INTERVIEW
 
Président
Europ@web-Zebank
Philippe Jaffré

Nommé en octobre 2000 président du directoire de Zebank, la banque en ligne détenue à 80% par le Groupe Arnault et à 20% par Dexia, Philippe Jaffré semble être devenu l'homme de la "providence" concernant les investissements Internet du patron de LVMH. En décembre dernier, c'est lui qui a repris les rênes d'Europ@web, la holding financière Internet de Bernard Arnault auparavant pilotée par Chahram Becharat.

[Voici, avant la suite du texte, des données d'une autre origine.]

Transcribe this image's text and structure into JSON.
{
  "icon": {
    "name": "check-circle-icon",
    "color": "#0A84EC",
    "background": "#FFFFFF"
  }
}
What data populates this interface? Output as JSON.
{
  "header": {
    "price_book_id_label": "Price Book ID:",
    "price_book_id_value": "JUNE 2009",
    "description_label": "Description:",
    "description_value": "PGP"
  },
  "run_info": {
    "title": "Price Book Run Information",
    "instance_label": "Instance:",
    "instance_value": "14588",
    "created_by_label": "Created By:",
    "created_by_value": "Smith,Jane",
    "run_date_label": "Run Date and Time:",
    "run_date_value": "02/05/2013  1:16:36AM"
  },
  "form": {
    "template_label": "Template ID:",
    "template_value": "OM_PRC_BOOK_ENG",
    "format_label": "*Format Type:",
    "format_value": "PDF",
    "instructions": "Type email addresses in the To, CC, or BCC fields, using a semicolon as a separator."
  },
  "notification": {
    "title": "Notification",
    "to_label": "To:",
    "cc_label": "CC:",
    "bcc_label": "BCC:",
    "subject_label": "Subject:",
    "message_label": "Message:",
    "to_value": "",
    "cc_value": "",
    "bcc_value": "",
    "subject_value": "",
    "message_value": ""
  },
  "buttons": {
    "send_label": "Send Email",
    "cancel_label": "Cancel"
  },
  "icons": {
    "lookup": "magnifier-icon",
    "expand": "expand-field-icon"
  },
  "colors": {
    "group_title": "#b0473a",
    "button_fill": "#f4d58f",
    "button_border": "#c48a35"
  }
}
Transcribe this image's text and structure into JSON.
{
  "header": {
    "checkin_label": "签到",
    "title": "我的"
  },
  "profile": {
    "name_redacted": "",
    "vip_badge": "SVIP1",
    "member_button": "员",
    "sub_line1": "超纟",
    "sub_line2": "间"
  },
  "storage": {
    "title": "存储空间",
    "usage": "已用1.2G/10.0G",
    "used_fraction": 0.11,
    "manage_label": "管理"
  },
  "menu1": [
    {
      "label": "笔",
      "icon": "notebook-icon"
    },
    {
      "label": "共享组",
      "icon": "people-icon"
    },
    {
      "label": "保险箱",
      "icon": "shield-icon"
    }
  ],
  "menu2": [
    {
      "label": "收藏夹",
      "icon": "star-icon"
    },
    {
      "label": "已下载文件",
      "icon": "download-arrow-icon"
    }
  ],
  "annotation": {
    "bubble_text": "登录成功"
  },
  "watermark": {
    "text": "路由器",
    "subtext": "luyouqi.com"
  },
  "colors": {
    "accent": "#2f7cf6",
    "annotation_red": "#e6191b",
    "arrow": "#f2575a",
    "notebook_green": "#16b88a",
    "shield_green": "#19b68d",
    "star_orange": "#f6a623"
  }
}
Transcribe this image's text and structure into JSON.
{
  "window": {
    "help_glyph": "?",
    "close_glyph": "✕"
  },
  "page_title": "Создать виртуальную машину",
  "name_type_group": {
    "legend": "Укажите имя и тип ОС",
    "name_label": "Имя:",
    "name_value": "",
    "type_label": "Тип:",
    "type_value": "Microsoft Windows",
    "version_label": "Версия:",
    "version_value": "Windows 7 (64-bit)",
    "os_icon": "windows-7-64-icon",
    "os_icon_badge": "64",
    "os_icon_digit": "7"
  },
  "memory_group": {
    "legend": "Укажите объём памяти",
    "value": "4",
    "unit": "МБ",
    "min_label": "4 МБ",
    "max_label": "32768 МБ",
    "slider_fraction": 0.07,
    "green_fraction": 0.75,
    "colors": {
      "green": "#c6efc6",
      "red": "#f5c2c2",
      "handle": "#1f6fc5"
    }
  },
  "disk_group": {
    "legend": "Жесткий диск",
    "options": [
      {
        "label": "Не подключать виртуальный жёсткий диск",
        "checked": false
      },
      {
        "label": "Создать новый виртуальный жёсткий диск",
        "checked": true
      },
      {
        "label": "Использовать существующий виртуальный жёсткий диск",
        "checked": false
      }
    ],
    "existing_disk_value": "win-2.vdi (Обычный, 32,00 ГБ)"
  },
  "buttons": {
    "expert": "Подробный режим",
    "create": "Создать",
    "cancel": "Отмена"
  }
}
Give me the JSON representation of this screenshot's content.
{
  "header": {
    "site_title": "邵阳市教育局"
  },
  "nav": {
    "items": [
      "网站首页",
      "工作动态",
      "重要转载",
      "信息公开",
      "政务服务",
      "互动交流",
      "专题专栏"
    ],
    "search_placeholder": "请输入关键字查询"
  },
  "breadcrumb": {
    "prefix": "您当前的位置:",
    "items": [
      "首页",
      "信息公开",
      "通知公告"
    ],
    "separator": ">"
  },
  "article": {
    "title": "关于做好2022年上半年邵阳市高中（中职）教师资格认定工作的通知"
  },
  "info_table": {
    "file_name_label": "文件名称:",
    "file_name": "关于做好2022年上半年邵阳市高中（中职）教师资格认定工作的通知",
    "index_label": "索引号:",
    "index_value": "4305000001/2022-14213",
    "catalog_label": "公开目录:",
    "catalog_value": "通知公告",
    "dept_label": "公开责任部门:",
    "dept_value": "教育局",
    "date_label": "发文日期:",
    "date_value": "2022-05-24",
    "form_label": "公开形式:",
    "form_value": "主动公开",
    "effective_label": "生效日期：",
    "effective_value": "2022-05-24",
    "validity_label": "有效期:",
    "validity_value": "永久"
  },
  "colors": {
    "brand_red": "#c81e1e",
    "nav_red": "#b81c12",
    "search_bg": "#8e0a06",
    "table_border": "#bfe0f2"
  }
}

Quinze jours avant cette nomination, Suez était entré à hauteur de 30%, le Groupe Arnault s'engageant à injecter 300 millions d'euros dans le consortium UMTS Suez-Telefonica. Mais après avoir entre-temps renoncé à une licence UMTS, Suez a revu en mai dernier sa participation dans Europ@web à la baisse, à hauteur de 18%.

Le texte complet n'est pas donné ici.